Ms. Ayotola Jagun, Board Member and Anti-Corruption & Governance Thematic Lead at UN Global Compact Network Nigeria, presented a brief on the “Pilot Phase” of the SME-CGG: Deployment in Action, calling the Guideline’s implementation a journey and a process. The strength of the Guidelines, she highlighted, is its incentives-based approach to encourage behaviour change rather than mandate nominal compliance. She stated, “The focus is not on increasing the administrative burden. Instead, it is to help companies become more sustainable.” The standardization the Guidelines create, she posited, will enable investors and decision makers to identify those SMEs who are on the right Governance and Sustainability trajectory. In addition, the commitment by large corporates to use adoption of the Guidelines by SMEs as a procurement passport in engaging suppliers will help serve as a catalyst for its widespread adoption.
At the conclusion of keynote addresses, Mr. Emmanuel Bosah, Integrity Organisation Programme Director, opened and moderated a discussion session. The session highlighted key takeaways, including the importance of using accessible language in the Guidelines and ensuring inclusive stakeholder engagement. There was also a consensus on the need for a clear segmentation of the stakeholders to whom the SME-CGG 2023 applies. Additionally, participants stressed the significance of establishing a support system and platform for monitoring compliance with the SME-CGG, while also encouraging a risk-based framework for SMEs adopting the Guidelines.

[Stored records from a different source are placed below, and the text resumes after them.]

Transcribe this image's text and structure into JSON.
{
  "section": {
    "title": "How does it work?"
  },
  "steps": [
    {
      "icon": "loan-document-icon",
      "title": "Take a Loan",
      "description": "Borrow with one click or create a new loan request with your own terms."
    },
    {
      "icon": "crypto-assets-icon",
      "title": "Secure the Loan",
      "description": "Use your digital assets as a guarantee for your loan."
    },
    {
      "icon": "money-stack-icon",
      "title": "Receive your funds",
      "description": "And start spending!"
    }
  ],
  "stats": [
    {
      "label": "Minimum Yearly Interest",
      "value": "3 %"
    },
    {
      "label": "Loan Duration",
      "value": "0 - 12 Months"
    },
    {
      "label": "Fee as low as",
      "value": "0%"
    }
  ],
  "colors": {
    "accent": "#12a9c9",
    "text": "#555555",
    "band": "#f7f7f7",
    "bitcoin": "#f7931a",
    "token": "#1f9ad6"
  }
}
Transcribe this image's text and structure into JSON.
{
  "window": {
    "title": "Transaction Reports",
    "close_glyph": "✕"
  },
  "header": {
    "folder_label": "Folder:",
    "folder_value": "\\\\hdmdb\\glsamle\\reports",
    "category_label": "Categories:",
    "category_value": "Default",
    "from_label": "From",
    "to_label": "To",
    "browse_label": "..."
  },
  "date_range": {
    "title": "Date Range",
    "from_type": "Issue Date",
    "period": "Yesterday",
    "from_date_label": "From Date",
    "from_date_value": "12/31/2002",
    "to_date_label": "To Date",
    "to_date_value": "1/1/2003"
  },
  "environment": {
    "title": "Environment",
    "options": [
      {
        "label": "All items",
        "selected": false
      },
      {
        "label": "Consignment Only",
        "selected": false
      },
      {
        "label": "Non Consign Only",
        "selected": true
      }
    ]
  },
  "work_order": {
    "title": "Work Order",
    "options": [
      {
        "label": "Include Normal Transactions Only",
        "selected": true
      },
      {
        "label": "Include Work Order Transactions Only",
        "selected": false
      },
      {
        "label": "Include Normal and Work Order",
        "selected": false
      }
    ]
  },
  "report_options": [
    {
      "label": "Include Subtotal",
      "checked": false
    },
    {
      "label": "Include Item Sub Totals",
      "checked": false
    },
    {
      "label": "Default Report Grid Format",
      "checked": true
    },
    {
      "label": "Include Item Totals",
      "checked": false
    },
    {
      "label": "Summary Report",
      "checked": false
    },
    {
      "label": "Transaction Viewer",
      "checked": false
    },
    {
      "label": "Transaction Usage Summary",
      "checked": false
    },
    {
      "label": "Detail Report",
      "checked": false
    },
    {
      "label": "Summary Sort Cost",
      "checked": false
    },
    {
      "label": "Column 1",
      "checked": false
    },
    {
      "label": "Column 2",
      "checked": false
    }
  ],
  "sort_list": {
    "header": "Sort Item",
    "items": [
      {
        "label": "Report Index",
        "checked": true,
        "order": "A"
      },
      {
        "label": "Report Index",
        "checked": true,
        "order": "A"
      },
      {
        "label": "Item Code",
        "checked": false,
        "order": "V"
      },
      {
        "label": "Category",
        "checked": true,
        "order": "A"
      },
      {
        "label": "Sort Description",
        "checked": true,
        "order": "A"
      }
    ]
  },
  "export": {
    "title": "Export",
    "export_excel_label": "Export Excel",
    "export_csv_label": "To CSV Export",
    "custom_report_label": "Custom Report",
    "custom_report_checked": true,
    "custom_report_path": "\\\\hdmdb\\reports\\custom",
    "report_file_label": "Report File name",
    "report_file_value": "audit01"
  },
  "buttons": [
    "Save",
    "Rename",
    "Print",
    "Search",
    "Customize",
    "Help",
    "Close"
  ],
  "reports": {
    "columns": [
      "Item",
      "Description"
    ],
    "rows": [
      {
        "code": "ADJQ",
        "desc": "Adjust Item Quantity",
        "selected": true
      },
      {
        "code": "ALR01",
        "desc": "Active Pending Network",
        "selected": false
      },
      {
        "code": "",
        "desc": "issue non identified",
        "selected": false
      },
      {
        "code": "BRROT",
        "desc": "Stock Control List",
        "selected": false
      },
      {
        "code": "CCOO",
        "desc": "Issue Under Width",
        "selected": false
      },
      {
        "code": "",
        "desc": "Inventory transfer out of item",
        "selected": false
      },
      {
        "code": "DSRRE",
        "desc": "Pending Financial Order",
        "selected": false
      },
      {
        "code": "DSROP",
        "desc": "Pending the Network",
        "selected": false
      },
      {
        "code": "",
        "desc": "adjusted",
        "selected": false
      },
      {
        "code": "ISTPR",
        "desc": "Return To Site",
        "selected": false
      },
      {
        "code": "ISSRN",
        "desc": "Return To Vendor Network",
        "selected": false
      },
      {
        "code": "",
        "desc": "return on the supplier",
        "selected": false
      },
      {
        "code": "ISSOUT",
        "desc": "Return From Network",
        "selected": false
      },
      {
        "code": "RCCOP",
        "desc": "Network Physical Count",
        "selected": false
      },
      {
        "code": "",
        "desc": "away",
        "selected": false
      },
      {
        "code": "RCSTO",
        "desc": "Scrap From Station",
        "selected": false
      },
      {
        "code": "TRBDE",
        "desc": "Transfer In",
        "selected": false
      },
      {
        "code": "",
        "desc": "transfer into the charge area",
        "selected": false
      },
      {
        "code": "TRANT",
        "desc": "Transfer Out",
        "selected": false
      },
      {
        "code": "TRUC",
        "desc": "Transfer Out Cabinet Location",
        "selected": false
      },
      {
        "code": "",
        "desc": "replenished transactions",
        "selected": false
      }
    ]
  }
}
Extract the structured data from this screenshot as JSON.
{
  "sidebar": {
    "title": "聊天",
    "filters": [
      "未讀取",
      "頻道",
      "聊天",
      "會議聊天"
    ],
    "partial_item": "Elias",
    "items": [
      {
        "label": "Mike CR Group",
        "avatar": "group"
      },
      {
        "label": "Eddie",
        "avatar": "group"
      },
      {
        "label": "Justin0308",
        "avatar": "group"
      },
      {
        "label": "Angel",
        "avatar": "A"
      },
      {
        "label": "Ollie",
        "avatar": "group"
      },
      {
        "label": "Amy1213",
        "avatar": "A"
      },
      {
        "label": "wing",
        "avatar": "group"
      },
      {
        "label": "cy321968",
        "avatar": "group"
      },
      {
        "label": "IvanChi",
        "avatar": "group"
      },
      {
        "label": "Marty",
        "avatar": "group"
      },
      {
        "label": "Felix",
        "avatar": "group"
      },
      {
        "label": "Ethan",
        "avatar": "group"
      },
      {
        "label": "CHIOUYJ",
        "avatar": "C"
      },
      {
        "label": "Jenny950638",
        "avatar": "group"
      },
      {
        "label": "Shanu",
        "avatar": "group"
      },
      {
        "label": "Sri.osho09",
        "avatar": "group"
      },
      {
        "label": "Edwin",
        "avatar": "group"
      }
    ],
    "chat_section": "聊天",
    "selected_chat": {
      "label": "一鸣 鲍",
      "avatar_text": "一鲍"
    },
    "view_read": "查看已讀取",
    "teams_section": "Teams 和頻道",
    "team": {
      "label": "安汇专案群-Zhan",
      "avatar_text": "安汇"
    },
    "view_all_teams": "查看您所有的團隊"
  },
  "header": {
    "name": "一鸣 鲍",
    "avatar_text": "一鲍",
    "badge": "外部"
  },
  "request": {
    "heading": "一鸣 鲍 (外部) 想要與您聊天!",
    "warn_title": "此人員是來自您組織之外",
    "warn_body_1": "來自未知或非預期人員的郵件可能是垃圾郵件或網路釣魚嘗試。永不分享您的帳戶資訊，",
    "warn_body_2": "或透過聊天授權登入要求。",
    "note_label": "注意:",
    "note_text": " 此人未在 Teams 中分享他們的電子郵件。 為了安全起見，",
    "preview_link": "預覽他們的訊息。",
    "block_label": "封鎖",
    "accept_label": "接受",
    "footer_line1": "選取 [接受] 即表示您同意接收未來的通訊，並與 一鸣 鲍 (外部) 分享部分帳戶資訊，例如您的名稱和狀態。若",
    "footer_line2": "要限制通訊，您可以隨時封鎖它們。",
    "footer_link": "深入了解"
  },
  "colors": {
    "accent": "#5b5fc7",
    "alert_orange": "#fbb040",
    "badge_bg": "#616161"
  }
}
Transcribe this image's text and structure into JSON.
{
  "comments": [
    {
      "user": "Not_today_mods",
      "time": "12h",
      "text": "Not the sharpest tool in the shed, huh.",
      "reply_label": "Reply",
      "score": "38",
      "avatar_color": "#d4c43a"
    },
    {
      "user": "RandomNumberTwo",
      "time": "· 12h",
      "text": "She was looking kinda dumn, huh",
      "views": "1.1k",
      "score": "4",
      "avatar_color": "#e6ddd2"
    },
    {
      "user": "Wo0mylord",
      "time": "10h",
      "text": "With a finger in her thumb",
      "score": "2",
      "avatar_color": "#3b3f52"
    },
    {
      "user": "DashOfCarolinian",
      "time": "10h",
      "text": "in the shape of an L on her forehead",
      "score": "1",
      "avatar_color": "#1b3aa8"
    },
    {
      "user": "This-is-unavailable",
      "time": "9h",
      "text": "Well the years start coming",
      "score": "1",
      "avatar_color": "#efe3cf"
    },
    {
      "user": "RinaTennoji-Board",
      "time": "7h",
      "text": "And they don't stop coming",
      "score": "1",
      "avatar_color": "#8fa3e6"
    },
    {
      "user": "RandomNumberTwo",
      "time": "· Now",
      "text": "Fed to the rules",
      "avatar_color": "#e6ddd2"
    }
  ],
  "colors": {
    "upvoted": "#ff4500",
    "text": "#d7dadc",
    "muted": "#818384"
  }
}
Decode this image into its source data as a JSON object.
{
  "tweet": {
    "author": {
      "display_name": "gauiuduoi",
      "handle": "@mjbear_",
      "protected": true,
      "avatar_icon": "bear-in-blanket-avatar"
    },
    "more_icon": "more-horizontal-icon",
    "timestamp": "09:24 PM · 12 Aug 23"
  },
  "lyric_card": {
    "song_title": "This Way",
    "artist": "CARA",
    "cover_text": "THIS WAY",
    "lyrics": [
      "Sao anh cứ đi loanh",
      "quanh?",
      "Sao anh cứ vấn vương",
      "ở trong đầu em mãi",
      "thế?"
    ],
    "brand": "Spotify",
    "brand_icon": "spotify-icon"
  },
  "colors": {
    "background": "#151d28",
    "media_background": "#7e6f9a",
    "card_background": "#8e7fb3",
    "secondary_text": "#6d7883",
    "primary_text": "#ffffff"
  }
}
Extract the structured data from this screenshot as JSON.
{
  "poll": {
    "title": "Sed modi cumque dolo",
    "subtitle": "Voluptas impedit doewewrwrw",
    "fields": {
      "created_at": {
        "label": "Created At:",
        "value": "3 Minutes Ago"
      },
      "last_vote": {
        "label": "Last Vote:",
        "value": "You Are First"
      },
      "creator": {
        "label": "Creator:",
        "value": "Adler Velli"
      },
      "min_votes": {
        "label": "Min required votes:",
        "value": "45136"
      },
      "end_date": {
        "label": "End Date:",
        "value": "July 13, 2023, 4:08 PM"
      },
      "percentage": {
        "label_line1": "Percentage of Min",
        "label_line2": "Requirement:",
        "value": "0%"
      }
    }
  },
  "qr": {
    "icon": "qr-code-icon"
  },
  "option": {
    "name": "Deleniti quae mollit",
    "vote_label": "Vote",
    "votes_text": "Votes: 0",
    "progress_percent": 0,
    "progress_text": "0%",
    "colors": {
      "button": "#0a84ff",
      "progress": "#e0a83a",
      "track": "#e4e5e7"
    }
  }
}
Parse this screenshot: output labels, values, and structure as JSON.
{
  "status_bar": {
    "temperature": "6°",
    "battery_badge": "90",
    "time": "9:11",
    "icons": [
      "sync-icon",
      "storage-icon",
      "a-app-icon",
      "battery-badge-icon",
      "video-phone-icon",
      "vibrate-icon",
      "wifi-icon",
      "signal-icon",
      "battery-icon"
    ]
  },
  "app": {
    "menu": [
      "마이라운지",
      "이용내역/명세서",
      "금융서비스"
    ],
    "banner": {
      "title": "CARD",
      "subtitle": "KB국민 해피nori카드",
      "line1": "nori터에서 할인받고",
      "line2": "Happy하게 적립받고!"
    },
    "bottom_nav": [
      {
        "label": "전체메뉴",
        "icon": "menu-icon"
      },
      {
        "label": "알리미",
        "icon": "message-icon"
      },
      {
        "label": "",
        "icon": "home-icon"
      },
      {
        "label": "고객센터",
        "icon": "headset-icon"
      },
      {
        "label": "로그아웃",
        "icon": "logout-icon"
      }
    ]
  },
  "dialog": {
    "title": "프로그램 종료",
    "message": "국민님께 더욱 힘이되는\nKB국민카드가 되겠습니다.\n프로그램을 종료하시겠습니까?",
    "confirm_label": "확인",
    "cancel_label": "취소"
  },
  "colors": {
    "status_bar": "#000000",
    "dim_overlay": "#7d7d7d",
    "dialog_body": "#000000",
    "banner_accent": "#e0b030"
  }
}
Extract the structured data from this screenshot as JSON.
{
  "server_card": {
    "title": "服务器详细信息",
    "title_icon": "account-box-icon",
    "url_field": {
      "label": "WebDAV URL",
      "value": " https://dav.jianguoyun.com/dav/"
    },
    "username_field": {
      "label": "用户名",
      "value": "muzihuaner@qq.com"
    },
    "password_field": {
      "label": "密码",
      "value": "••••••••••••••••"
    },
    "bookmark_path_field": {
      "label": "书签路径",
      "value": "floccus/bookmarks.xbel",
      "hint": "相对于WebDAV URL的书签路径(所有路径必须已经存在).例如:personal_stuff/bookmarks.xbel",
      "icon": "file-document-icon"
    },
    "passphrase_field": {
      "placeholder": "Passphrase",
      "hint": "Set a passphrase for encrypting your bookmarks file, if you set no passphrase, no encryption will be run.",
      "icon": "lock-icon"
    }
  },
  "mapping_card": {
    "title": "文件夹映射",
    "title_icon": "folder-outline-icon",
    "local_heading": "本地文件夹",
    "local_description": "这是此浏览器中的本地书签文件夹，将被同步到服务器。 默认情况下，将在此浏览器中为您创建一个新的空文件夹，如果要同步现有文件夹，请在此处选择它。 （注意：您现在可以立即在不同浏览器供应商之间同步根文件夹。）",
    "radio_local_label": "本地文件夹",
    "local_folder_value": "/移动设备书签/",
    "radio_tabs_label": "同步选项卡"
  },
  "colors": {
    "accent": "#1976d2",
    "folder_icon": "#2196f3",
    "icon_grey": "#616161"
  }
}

At the conclusion of the discussion session, Mr. Osawe shared the next steps in the consultation process on the SME-CGG. He stated that the project organisers would continue to gather feedback from business membership organisations and other institutions, such as the various Chambers of Commerce, to capture the perspectives of different constituencies within the business community. To facilitate this, participants were encouraged to submit their documented recommendations via email to email@example.com and firstname.lastname@example.org. These recommendations would be considered and incorporated into the final adopted version of the SME-CGG 2023.
Lastly, Finally, Mrs. Ezinwanne Nnoruka, FRC Board Secretary and General Counsel, offered a vote of thanks. She thanked all the participants for their presence and active engagement in the session, acknowledged the valuable contributions of stakeholders and partners, the IO and UNGC-NN, and extended a heartfelt appreciation to the MacArthur Foundation for their unwavering support.